Una parte de mí, que podíamos llamar Ego, se encendió al escucharlo admitir que me quedaba bien.
—Por supuesto, fue un regalo de Artemisa —dije con orgullo.
Esta vez mi confesión no tuvo el efecto deseado, sus ojos se abrieron con preocupación, y dio un paso hacia adelante, tomándome por los hombros. Nunca lo había visto tan serio.
—¿Hablaste con Artemisa? —preguntó.
—Yo, sí. Apolo la invocó, necesitaba un vestido griego y tú no estabas... —respondí dubitativa.
—¿Por qué...? —Dudó—¿Qué te dijo? ¿Te lastimó?

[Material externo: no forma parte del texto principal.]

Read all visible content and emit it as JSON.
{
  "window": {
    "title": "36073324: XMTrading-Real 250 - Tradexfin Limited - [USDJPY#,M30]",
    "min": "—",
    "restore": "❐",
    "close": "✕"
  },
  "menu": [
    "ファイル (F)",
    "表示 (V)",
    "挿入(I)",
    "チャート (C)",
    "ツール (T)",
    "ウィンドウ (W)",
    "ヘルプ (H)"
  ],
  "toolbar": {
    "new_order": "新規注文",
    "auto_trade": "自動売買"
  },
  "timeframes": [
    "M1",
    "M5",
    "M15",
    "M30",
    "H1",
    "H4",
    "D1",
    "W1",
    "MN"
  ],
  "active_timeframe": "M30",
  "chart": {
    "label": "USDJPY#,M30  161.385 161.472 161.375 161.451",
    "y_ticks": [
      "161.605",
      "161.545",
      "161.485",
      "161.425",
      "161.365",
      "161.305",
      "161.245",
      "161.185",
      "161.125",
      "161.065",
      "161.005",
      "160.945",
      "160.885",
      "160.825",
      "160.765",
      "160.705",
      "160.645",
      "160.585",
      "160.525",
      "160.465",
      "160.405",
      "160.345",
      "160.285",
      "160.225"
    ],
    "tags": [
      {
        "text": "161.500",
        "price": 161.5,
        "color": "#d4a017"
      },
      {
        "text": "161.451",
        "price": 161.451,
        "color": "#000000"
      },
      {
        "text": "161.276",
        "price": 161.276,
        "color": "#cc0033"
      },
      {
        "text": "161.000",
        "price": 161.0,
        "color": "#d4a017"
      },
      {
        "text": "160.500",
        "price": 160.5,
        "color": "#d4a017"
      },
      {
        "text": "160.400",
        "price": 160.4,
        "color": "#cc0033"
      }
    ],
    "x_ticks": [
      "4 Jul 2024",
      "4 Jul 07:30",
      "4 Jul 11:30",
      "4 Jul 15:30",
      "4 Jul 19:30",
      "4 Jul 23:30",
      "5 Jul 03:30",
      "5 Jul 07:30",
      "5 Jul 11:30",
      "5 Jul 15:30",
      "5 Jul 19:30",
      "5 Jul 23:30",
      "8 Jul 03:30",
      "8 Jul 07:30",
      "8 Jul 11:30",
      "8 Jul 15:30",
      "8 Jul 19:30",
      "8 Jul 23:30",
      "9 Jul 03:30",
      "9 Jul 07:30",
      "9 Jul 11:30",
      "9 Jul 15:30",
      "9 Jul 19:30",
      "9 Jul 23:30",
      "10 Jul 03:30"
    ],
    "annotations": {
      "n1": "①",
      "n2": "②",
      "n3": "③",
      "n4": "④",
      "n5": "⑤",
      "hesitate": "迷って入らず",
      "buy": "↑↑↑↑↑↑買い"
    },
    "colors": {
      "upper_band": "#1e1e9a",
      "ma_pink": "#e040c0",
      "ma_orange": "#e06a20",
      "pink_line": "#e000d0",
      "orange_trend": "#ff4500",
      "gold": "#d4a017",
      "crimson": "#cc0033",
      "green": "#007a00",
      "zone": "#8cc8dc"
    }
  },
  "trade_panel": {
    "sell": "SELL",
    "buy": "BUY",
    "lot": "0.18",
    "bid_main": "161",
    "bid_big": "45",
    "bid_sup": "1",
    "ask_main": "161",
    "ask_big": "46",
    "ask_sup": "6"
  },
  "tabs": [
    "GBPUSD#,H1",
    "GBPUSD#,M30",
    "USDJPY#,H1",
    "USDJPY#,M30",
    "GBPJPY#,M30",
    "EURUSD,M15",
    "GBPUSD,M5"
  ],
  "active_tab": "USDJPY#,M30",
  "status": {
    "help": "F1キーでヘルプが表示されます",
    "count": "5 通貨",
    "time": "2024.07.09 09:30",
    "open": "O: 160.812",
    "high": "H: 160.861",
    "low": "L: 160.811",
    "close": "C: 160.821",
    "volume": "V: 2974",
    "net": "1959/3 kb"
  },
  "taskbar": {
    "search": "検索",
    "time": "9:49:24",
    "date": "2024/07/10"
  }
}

Nunca lo había visto tan nervioso. Usualmente solía mostrarse tranquilo, y negligente al extremo, pero esta vez realmente parecía preocupado. Ni siquiera cuando Apolo me visitó lo vi tan alterado, quizás un poco aprensivo, pero dentro de su típica actitud juguetona. Esto estaba fuera de su rango.
—No, solo me examinó un poco, y luego decidió ayudarnos —expliqué.
—¿Quién más estaba?
—Apolo, Fran, y yo.
Lentamente su postura se fue relajando, pero su mirada continuó siendo fiera.
—Elizabeth, no te acerques a ella, no es buena —dijo.
Me sorprendió escucharlo usar mi nombre, la última vez, había sido para cerrar un trato, y temí que estuviese sellando un acuerdo sin darme cuenta, por lo que me separé de él.
—A mí no me pareció mala —comenté—. Fue un poco ruda, solamente.
No iba a decirle que me había echado en cara mi virginidad, y solo por eso había decidido ser medianamente amable. Sin considerar que, Apolo le recordó que yo le había entregado una flecha.
No obstante, Eros todavía se encontraba intranquilo.
—Generalmente cuando hago un trato con un humano, no lo persigo día y noche preocupándome por su seguridad ni me aseguro de que tenga suficientes flechas, y que todo ande bien en su vida —expresó Eros—. No soy una niñera, soy un dios, y me volvería loco persiguiendo a todos los que desean tener mis poderes a su disposición.